The hours passed by unheeded. What strange
libertines we were! We did not speak a word and there were tears in our
eyes.
Desgenais especially, habitually the coldest and driest of men, was
inexplicable on such occasions; he delivered himself of such
extraordinary sentiments that he might have been considered a poet in
delirium. But after these effusions he would be seized with furious joy.

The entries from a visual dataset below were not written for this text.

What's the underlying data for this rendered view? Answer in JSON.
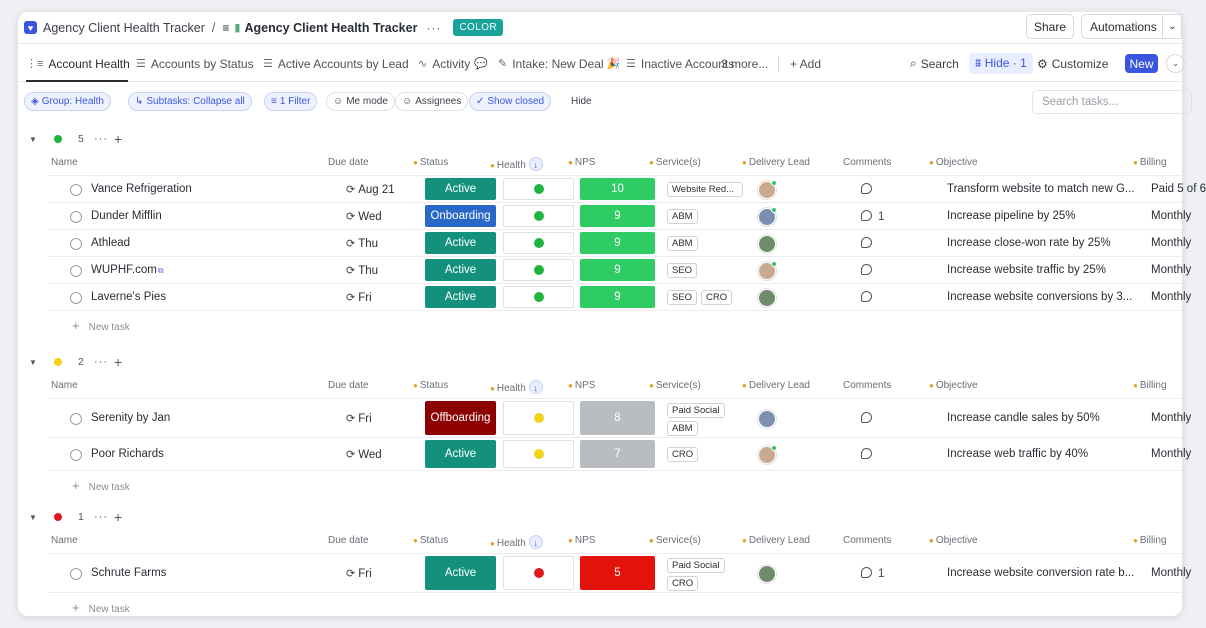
{
  "breadcrumb": {
    "space": "Agency Client Health Tracker",
    "separator": "/",
    "list": "Agency Client Health Tracker",
    "badge": "COLOR"
  },
  "topbar": {
    "share": "Share",
    "automations": "Automations"
  },
  "tabs": [
    {
      "label": "Account Health"
    },
    {
      "label": "Accounts by Status"
    },
    {
      "label": "Active Accounts by Lead"
    },
    {
      "label": "Activity"
    },
    {
      "label": "Intake: New Deal"
    },
    {
      "label": "Inactive Accounts"
    }
  ],
  "tab_more": "3 more...",
  "tab_add": "+ Add",
  "tools": {
    "search": "Search",
    "hide": "Hide · 1",
    "customize": "Customize",
    "new": "New"
  },
  "filters": {
    "group": "Group: Health",
    "subtasks": "Subtasks: Collapse all",
    "filter": "1 Filter",
    "me_mode": "Me mode",
    "assignees": "Assignees",
    "show_closed": "Show closed",
    "hide": "Hide",
    "search_placeholder": "Search tasks..."
  },
  "columns": {
    "name": "Name",
    "due": "Due date",
    "status": "Status",
    "health": "Health",
    "nps": "NPS",
    "services": "Service(s)",
    "lead": "Delivery Lead",
    "comments": "Comments",
    "objective": "Objective",
    "billing": "Billing"
  },
  "new_task": "New task",
  "groups": [
    {
      "count": "5",
      "color": "#1fb33f",
      "rows": [
        {
          "name": "Vance Refrigeration",
          "due": "Aug 21",
          "status": "Active",
          "status_color": "#14917c",
          "health_color": "#1fb33f",
          "nps": "10",
          "nps_color": "#2ecc63",
          "services": [
            "Website Red..."
          ],
          "comments": "",
          "objective": "Transform website to match new G...",
          "billing": "Paid 5 of 6"
        },
        {
          "name": "Dunder Mifflin",
          "due": "Wed",
          "status": "Onboarding",
          "status_color": "#2a68c8",
          "health_color": "#1fb33f",
          "nps": "9",
          "nps_color": "#2ecc63",
          "services": [
            "ABM"
          ],
          "comments": "1",
          "objective": "Increase pipeline by 25%",
          "billing": "Monthly"
        },
        {
          "name": "Athlead",
          "due": "Thu",
          "status": "Active",
          "status_color": "#14917c",
          "health_color": "#1fb33f",
          "nps": "9",
          "nps_color": "#2ecc63",
          "services": [
            "ABM"
          ],
          "comments": "",
          "objective": "Increase close-won rate by 25%",
          "billing": "Monthly"
        },
        {
          "name": "WUPHF.com",
          "due": "Thu",
          "status": "Active",
          "status_color": "#14917c",
          "health_color": "#1fb33f",
          "nps": "9",
          "nps_color": "#2ecc63",
          "services": [
            "SEO"
          ],
          "comments": "",
          "objective": "Increase website traffic by 25%",
          "billing": "Monthly"
        },
        {
          "name": "Laverne's Pies",
          "due": "Fri",
          "status": "Active",
          "status_color": "#14917c",
          "health_color": "#1fb33f",
          "nps": "9",
          "nps_color": "#2ecc63",
          "services": [
            "SEO",
            "CRO"
          ],
          "comments": "",
          "objective": "Increase website conversions by 3...",
          "billing": "Monthly"
        }
      ]
    },
    {
      "count": "2",
      "color": "#f3d21c",
      "rows": [
        {
          "name": "Serenity by Jan",
          "due": "Fri",
          "status": "Offboarding",
          "status_color": "#8c0000",
          "health_color": "#f3d21c",
          "nps": "8",
          "nps_color": "#b9bcc1",
          "services": [
            "Paid Social",
            "ABM"
          ],
          "comments": "",
          "objective": "Increase candle sales by 50%",
          "billing": "Monthly"
        },
        {
          "name": "Poor Richards",
          "due": "Wed",
          "status": "Active",
          "status_color": "#14917c",
          "health_color": "#f3d21c",
          "nps": "7",
          "nps_color": "#b9bcc1",
          "services": [
            "CRO"
          ],
          "comments": "",
          "objective": "Increase web traffic by 40%",
          "billing": "Monthly"
        }
      ]
    },
    {
      "count": "1",
      "color": "#e0191d",
      "rows": [
        {
          "name": "Schrute Farms",
          "due": "Fri",
          "status": "Active",
          "status_color": "#14917c",
          "health_color": "#e0191d",
          "nps": "5",
          "nps_color": "#e3120b",
          "services": [
            "Paid Social",
            "CRO"
          ],
          "comments": "1",
          "objective": "Increase website conversion rate b...",
          "billing": "Monthly"
        }
      ]
    }
  ]
}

He would break everything within reach when warmed by wine; the genius of
destruction stalked forth armed to the teeth. I have seen him pick up a
chair and hurl it through a closed window.
I could not help making a study of that singular man. He appeared to me
the marked type of a class which ought to exist somewhere but which was
unknown to me. One could never tell whether his outbursts were the
despair of a man sick of life, or the whim of a spoiled child.
During the fete, in particular, he was in such a state of nervous
excitation that he acted like a schoolboy. He persuaded me to go out on
foot with him one day, muffled in grotesque costumes, with masks and
instruments of music. We promenaded gravely all night, in the midst of a
most frightful din of horrible sounds. We found a driver asleep on his
box and unhitched his horses; then pretending we had just come from the
ball, set up a great cry. The coachman started up, cracked his whip and
his horses started off on a trot, leaving him seated on the box.